È raro che sulle scene italiane si rappresenti l'Urfaust, la prima stesura del Faust scritta dal giovane Goethe e, in seguito, rifiutata perché lo scrittore la considerava un abbozzo informe e mal sviluppato. Procedendo da un accurato lavoro di riduzione e di adattamento, condotto sulla traduzione italiana di Giovanni Vittorio Amoretti, il regista Andrea Liberovici realizza uno spettacolo sorprendente e prezioso, prodotto dallo Stabile di Genova e da quello del Veneto, interpretato da Ugo Pagliai e Paola Gassman, con le scene di Paolo Giacchero, i costumi di Silvia Aymonino, le luci di Sandro Sussi, le musiche originali dello stesso Liberovici. Due citazioni soltanto, la prima relativa al confronto tra il cielo e l'inferno, la seconda sulla cessione dell'anima attraverso il patto di sangue, sono state recuperate dal Faust, mentre l'idea base della messinscena sfrutta proprio la frammentarietà del testo primigenio, che ben si presta al linguaggio multiforme e inventivo adoperato nello spettacolo.
Paola Gassman e Ugo Pagliai, foto Paolo Porto
Intorno ad una spoglia piattaforma in declivio, priva di orpelli, ma conchiusa tra un fondale neutro e un trasparente, si snoda il dramma della conoscenza di Faust, un uomo che scopre la giovinezza della propria anima nel momento in cui si confronta con Mefistofele. Un individuo, che ha dedicato la vita interamente allo studio, vede attraverso i discorsi del suo doppio-diabolico quanto sia esaltante e indispensabile l'esperienza della passione. Il tormento esplode dopo l'incontro casuale con l'ingenua Margherita, adolescente candida e inesperta: la febbre amorosa trasforma il maturo Faust in un insaziabile innamorato, tanto più assetato di contatti carnali, quanto più è consapevole della propria tardiva scoperta.

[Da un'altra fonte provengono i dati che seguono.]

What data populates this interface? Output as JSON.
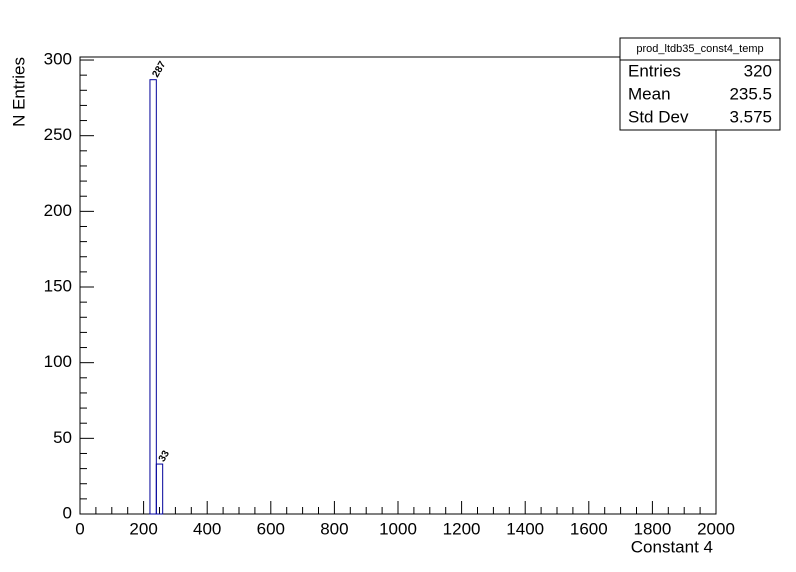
{
  "chart_data": {
    "type": "histogram",
    "x_label": "Constant 4",
    "y_label": "N Entries",
    "bins": [
      220,
      240,
      260
    ],
    "counts": [
      287,
      33
    ],
    "color": "#000099",
    "xlim": [
      0,
      2000
    ],
    "ylim": [
      0,
      302
    ],
    "xticks": [
      0,
      200,
      400,
      600,
      800,
      1000,
      1200,
      1400,
      1600,
      1800,
      2000
    ],
    "yticks": [
      0,
      50,
      100,
      150,
      200,
      250,
      300
    ],
    "stats": {
      "title": "prod_ltdb35_const4_temp",
      "rows": [
        {
          "label": "Entries",
          "value": 320
        },
        {
          "label": "Mean",
          "value": 235.5
        },
        {
          "label": "Std Dev",
          "value": 3.575
        }
      ]
    }
  }
}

Ugo Pagliai conferisce al personaggio principale un'intensa frenesia, che trapela attraverso le vibrazioni della voce, che si traduce in un'ininterrotta tensione corporea, che si maschera a stento dietro lo slancio della ragione. Il suo agire si risolve in un esasperato esame di coscienza, che lascia emergere i riflessi di un'insanabile contraddizione morale: Faust è pronto ad accettare qualsiasi compromesso pur di estinguere la sete di giovinezza. Ivan Castiglione restituisce un Mefistofele crudo e disinvolto mediatore delle esistenze altrui. Kati Markkanen fa di Margherita una fanciulla sensibile alla seduzione, che passa dall'ingenuità al peccato estremo. Paola Gassman vivifica la figura di Marta, una vicina di casa di Margherita, disegnata tra la coerenza dei giudizi e la propensione alla trasgressività; è una donna che ben presto e volentieri cede alle lusinghe della carne e al soffio della seduzione.
Ivan Castiglione, Kati Markkanen, Paola Gassman, Ugo Pagliai e Andrea Liberovici, foto Teatro del Suono
La linearità dell'intreccio poggia sull'estrema ambiguità dei quattro personaggi, intorno ai quali la regia di Liberovici compone in modo misurato ed evidente una molteplicità di rimandi: sugli schermi, infatti, scorrono le immagini filmate della vicenda faustiana, consegnata alla tragica rigidità espressiva delle marionette della compagnia Lupi di Torino. La presenza di Dio, di Lucifero e dei vari protagonisti, la lotta tra bene e male, la crudezza del patto demoniaco, e altri episodi ancora, che le musiche di Berlioz, Mahler, Gounod, Nishimura, Satie e Beethoven colorano d'ironica melodrammaticità, sono ripresi con una particolare sapienza tecnica e proiettati in uno spazio metafisico assoluto.
Gli attori di carne paiono avvolti da un tessuto narrativo illimitato, anche perché la loro recitazione è amplificata, in modo da restituire l'interezza di un primo piano vocale, senza mascheramenti; allo stesso modo, in scena appaiono solamente due oggetti, un mazzo di fiori e un cofanetto di gioie: il primo sta a simboleggiare la natura, l'altro rimanda all'artificio della mente. L'esito è avvolgente anche per lo spettatore, che avverte il pulsare del tempo infinito in una vicenda che lo riguarda da vicino: un giudizio confermato dal calore degli applausi che hanno accolto le recite veneziane.